World War I resulted in huge losses of life with an estimated 10 million military deaths and another 20 million injured. Cenotaphs remember nearly a million British soldiers who died in World War One and more than twice as many were injured — however, the plight of the wounded and the work of the medics and carers are not often spoken about.
Shining a light on this is a new book called ‘Wounded’, by medical historian, Emily Mayhew, which tells the heart-wrenching story of the injured and their carers in The Great War. Many men sustained permanent, life-changing injuries from these new, powerful 20th Century weapons of warfare and soldiers suffered terrible injuries in battle, enduring grim and unsanitary conditions in trenches. New weapons brought new horrors including gas from July 1916. Soldiers arrived at casualty stations and field hospitals with wounds from the fast bullets of rifles and machine guns, which often hit deep. Shrapnel fragments from shells often created jagged wounds that bled constantly and provided the ideal environment for infection. Stretcher-bearers and nurses witnessed first hand the nightmare that some soldiers were living — they contributed massively in the aid of soldiers and it seems mad that they didn’t even get a mention in the official histories of war.
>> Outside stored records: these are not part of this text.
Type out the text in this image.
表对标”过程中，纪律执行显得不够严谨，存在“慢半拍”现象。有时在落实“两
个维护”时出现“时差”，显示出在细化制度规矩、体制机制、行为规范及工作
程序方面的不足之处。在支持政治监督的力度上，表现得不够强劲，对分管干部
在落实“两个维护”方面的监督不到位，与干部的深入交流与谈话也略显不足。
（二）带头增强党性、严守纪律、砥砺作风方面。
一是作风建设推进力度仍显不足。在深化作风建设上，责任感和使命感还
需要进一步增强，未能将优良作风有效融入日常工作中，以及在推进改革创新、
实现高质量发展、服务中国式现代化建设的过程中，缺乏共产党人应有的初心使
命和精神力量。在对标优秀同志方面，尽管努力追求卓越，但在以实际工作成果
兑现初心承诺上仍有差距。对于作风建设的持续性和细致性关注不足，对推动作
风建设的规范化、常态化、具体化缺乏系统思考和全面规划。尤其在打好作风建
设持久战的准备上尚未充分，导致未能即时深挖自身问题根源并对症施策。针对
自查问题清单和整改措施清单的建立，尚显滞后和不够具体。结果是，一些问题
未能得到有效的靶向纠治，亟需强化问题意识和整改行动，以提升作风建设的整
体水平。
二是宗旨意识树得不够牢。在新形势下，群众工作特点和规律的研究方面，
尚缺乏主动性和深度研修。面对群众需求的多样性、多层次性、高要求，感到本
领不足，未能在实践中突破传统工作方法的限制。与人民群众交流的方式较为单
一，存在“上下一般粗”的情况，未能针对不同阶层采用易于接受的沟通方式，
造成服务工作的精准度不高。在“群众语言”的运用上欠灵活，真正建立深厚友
Not a job for the weak of stomach
In the trenches they lined up behind those soldiers going over the top into action, then calmly followed to pick up the pieces. Not a job for the weak of stomach. Apparently one bearer wrote: “it was one thing to do gallant deeds with arms in hand and when the blood is up, but courage of a different order to walk quietly into a hail of lead to bandage and carry away a wounded man”. In the dark, stretcher-bearers would crawl from shell-hole to shell-hole after an attack in no-man’s-land to find the wounded, then they would dodge bullets as they made their journey back to the safety of their lines with the dead weight of a grown man on their backs. They didn’t do this once or twice: they went back; again and again. “We are always under fire and can’t dump our stretcher and run for a safe spot,” one wrote in his diary. “We have to plod on.” It was harrowing work; war in its rawest form. Bearers learned more about death than any other men on the battlefield, says historian, Mayhew.
They learned to judge instantly who was dead and who still alive, and to turn away from the desperate dying to concentrate on those with a better chance of survival. They learned to watch men die, and even how to help them out of this world with a last cigarette or a few blue morphine tablets. The worst of the job was carrying back a casualty who was dead on arrival, or one whom the surgeons then decided was a hopeless case. Bearers learned more about death than any other men on the battlefield, says Mayhew.
Those that made the journey to the hands of doctors and nurses of the field hospitals behind the lines weren’t out of the woods either and the hospitals — some in tents, others in requisitioned buildings — were squalid and over-stretched. The medics and carers did their best in impossible conditions, nurses like the one detailed in the Mayhew’s book (Nurse Winifred Kenyon) needed a plentiful supply of handkerchiefs — for the soldiers who woke from surgery to learn that their legs had been amputated, or caught sight for the first time of an empty pyjama sleeve where an arm had been. Broken men cried in the nurses’ arms until their aprons were soaked.
Just breathing, gasping and the occasional rasp of a match lighting a cigarette… The book details how an experienced doctor, John Hayward, was himself in shock the first time he handled casualties straight from the battlefield. Struck by how quiet and resigned the men waiting for treatment were — he states there was no groaning, just breathing, gasping and the occasional rasp of a match lighting a cigarette.
What troubled him most was having to choose which patient to operate on — who to save and who to let die. Doctor Hayward remembers the horror of gas, cleaning, washing, bandaging, mopping up the effects of this new so-called ‘breakthrough in modern weaponry’. Gas blinded soldiers and choked their lungs and the gas clinging to their uniforms was so potent still that volunteers fainted and flowers bought by well-wishers to welcome the wounded men home turned black and died. For the seriously wounded – those beyond being patched up and sent back to the Front – repatriation was the next step, in ambulance trains to the Channel ports and then by ship. At railheads soldiers waited in lines of blankets and stretchers along the platform — waiting for their train to Blighty as trains going in the opposite direction were full of fresh recruits heading towards the Front… The sight of bloodshed, injured soldiers and ambulance trains must have terrified those new reinforcements heading into battle.
We must never forget the fallen, injured or those who aided our soldiers in battle. How will you remember your military ancestors and those who have fought for our country this Remembrance Day?